# ADR-012 — Hardware reference & capacity evaluation

## Status

Accepted (2026-06-01)

## Context

The repo modelled the logical/network layer (Terraform VM specs, ADR-007
topology) but not the physical layer — node CPU/RAM/disk capacity, network gear,
or which workloads are designed to run where with what headroom. There was also
no way to ask "is this well-proportioned?" — e.g. HA that isn't needed, a
workload that should move, or a node due an upgrade.

## Decision

- `docs/hardware/reference.md` is the single, hand-maintained source of truth for
  physical compute + network gear and workload placement intent. Two
  machine-readable tables (node capacity, workload placement) carry the numbers.
  This includes `ubongo`, the physical control node (ADR-015), even though it sits
  outside the Proxmox cluster.
- `scripts/capacity-scan.py` (stdlib-only, like `repo-scan.py` / `tf_to_inventory.py`)
  parses those tables, computes per-node allocated-vs-physical rollups, and
  cross-checks workload hostnames against `terraform output -json` /
  `ansible-inventory --list` to surface drift.
- `/capacity-review` reads the scan + intent columns and writes a dated report to
  `docs/hardware/reviews/YYYY-MM-DD-capacity.md`, also overwriting
  `docs/hardware/reviews/latest.md`, mirroring `/review-repo` → `docs/reviews/`.
- Numeric allocations live in `reference.md`, not Terraform: the current
  `terraform output` exposes only `{ip, group}`. Terraform/inventory are used
  only for hostname-drift cross-checks.
- **Live usage stats are a future hook.** The cluster is not stood up;
  `gather_usage()` returns `available: false` and the evaluator reasons on
  declared intent.
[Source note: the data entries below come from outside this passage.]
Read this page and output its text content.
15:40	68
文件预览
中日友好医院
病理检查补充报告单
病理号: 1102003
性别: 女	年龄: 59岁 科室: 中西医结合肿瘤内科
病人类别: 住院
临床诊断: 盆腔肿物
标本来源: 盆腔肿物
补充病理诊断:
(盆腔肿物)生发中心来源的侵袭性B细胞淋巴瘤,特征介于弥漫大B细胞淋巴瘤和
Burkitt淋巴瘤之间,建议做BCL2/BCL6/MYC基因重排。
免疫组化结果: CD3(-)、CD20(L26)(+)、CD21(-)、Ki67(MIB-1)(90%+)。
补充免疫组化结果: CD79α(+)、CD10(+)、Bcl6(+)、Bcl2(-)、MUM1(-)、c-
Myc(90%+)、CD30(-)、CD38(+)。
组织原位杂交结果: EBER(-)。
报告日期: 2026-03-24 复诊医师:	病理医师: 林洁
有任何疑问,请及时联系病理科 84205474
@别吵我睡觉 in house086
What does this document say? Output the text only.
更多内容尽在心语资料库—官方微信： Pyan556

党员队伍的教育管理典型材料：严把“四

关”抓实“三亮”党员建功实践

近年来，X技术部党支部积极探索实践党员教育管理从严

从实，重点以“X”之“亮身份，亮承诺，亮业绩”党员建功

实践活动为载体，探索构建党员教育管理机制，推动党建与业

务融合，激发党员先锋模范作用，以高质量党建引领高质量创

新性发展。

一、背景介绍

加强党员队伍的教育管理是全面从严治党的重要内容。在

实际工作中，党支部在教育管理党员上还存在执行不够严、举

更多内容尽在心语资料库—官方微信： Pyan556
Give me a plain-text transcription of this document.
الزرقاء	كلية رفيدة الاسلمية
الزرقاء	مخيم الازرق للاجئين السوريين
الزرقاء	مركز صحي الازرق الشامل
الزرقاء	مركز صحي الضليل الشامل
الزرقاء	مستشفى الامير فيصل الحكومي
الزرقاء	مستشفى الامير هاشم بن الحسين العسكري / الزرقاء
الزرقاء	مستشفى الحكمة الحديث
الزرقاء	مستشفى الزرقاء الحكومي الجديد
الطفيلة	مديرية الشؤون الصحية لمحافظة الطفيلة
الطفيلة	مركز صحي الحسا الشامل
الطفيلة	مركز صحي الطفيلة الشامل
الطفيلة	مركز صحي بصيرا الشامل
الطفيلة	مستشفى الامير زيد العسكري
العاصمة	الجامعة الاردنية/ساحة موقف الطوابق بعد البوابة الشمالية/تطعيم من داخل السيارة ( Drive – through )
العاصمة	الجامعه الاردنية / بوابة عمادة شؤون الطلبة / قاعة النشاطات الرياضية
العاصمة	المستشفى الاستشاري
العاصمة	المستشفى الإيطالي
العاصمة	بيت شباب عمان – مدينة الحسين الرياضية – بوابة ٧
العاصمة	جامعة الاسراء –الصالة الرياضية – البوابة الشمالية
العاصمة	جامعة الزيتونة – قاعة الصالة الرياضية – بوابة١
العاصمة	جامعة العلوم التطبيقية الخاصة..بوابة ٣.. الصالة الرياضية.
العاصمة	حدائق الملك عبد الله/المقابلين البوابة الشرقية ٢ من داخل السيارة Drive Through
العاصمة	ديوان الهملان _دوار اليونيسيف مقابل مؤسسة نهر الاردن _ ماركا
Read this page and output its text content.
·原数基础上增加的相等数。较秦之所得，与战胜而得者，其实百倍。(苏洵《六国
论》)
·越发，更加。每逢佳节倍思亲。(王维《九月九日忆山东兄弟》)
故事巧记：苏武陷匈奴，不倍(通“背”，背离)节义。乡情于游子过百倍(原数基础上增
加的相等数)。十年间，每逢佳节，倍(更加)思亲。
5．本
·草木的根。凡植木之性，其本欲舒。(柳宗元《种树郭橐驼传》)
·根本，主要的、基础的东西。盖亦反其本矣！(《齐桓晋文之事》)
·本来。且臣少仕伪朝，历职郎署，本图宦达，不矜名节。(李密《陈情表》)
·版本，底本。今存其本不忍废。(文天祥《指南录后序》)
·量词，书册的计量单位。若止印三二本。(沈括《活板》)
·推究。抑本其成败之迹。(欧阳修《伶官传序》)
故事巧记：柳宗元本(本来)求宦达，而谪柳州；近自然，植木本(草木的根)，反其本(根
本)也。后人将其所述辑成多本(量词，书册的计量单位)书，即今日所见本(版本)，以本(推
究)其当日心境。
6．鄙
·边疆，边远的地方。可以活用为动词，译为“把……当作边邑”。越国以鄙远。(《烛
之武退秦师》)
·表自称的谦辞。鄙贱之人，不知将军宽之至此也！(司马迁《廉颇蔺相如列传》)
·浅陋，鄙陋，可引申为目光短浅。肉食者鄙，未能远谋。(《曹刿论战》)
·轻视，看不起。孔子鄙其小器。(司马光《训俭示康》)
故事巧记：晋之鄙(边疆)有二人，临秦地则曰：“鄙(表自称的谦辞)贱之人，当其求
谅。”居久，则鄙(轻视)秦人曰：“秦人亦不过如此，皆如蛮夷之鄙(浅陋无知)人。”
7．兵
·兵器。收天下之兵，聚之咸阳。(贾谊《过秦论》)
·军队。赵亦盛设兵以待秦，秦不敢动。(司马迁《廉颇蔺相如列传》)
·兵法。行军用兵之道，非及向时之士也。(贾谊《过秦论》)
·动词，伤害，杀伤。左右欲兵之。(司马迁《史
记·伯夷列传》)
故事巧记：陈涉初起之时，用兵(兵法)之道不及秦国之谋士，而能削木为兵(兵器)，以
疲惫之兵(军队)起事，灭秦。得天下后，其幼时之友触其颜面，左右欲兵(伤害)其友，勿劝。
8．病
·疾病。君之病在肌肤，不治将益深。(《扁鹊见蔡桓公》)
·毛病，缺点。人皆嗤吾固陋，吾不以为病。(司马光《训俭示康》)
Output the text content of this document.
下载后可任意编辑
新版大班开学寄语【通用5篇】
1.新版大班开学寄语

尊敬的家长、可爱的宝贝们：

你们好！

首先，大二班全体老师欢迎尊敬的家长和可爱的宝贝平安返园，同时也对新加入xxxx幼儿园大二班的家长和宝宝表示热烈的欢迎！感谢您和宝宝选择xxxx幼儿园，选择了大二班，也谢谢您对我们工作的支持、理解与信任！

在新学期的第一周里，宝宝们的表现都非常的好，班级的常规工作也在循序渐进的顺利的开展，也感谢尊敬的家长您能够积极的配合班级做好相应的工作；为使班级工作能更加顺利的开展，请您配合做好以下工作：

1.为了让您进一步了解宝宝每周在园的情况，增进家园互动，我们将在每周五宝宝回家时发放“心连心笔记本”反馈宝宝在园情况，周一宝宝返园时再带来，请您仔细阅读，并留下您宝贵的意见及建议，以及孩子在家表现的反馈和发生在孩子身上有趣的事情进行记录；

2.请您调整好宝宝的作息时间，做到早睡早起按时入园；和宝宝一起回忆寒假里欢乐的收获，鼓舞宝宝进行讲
The usage source (Proxmox RRD vs Prometheus/Loki/Grafana/
  Alloy) is undecided — see docs/TODO.md 8.4, to be settled before any hook is
  built.

## Consequences

- Right-sizing advice is intent-based until usage data exists; reports say so.
- `reference.md` table headers are a parser contract — changing them needs a
  matching `capacity-scan.py` change.
- Log storage (ADR-018) is a tracked allocation: the cluster Loki host's retention
  budget and `askari`'s security-subset volume belong in `reference.md`, and SSD
  **wearout/TBW** is a monitored metric — logging is write-heavy, so wear is watched,
  not assumed.

See also: ADR-001 (architecture), ADR-007 (network), ADR-009 (TF ↔ Ansible handoff).